Les valeurs “héroïques” dans la vie publique courante ont effectivement été pulvérisées par cette évolution. Ce processus accompagne l’attaque générale contre les références de l’“héroïsme” que sont l’identité, la souveraineté et la légitimité. Dans ce cas également, l’exposition et l’organisation du mal général que nous avons atteint ne sont pas une mauvais chose mais paradoxalement une bonne chose. La latence de l’“héroïsme” et de ses références reste forte dans la conscience et ces valeurs ne sont plus compromises comme elles l’étaient dans la phase précédente, par la mission qui leur était assignée de faire persister une apparence qui leur correspondît. Aujourd’hui, nous jouons à découvert et un chat peut être appelé un chat. Dans ce contexte, la “trahison” n’existe plus, – n’existent plus, effectivement, que rupture de contrat, indélicatesse, etc., toutes choses qui se négocient. Scheunemann étant “acheté” par Saakachvili, lui-même “acheté” par les forces d’influence US et ainsi de suite, le concept de “trahison” apparaît incongru. Il s’agit d’une chaîne de corruption normale, avec sa logique qui la justifie complètement. Ce n’est pas pour autant que nous sommes débarrassés des divers caractères qui alimentent le malaise psychologique.

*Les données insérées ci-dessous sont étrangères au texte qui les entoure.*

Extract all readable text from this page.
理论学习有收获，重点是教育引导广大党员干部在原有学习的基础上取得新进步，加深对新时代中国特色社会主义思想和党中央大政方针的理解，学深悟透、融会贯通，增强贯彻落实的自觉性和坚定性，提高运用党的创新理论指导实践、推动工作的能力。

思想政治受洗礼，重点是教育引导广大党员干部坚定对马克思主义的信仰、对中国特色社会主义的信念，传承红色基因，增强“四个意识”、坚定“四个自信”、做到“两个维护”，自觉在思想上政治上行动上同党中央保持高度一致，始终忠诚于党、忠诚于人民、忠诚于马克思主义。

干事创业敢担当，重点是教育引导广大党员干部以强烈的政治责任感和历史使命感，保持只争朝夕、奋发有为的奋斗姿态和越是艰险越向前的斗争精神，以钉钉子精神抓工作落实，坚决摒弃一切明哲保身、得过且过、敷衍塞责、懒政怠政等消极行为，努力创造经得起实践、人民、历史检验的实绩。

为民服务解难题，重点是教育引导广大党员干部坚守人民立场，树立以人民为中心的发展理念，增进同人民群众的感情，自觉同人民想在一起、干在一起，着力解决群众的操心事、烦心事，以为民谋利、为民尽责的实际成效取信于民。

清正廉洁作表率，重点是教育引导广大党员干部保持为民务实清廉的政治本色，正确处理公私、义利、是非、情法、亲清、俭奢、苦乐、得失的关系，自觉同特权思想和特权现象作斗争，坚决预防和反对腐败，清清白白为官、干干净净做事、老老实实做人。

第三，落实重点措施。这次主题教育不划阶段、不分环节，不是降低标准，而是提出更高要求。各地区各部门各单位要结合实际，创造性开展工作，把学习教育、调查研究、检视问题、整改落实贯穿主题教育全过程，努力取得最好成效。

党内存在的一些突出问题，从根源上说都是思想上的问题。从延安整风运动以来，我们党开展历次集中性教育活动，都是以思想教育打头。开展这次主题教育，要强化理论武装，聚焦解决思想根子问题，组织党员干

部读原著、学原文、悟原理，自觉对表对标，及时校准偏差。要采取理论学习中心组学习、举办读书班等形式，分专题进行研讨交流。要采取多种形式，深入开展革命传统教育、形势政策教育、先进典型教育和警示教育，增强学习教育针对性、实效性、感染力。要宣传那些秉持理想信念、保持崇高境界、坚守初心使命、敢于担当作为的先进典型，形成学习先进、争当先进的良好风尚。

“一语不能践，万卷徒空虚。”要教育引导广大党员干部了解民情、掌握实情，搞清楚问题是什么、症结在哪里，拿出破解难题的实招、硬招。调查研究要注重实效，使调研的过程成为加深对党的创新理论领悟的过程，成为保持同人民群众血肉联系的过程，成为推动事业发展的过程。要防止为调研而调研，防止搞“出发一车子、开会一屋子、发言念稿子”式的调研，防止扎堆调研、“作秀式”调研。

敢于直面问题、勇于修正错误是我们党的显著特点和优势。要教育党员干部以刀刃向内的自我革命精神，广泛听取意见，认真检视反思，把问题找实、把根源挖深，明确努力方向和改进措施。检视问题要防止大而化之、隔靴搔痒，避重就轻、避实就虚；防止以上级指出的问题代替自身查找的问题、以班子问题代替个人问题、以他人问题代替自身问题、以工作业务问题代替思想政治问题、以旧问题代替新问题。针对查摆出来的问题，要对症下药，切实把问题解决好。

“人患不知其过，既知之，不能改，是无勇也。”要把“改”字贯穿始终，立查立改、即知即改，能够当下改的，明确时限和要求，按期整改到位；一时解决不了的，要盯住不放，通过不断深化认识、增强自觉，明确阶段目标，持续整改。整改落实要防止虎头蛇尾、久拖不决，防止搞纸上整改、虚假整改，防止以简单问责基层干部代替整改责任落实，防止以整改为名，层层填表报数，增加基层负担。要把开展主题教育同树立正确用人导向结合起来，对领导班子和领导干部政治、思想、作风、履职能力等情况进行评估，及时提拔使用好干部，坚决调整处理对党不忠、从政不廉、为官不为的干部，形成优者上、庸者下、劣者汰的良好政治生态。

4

Même dans cette situation générale de corruption acceptée, la proclamation de la “trahison” de Scheunemann nourrit un certain malaise. Si par un mécanisme incontrôlé du système médiatique, comme on en a souvent l’exemple, l’affaire devenait nationale et sensationnelle (au sens entendu pour la presse), Scheunemann serait violemment dénoncé même au cœur du système américaniste, cela mettant en évidence ses contradictions de substance. D’où un malaise psychologique supplémentaire et ainsi de suite. Ainsi évolue et accélère une décadence, nourrissant un déclin également accéléré, tout cela dans une phase d’auto-alimentation qui nous paraît très satisfaisante pour notre compte. (C’est la caractéristique de notre civilisation: autant un citoyen romain pouvait se lamenter de la décadence de l’Empire en mesurant certaines choses hautes qu’il perdait ainsi, autant un “citoyen occidental” doit se réjouir de la décadence de l’“empire occidental”, tant cette décadence est évidemment une œuvre de salut public et universel montrant que tout n’est pas complètement perdu.)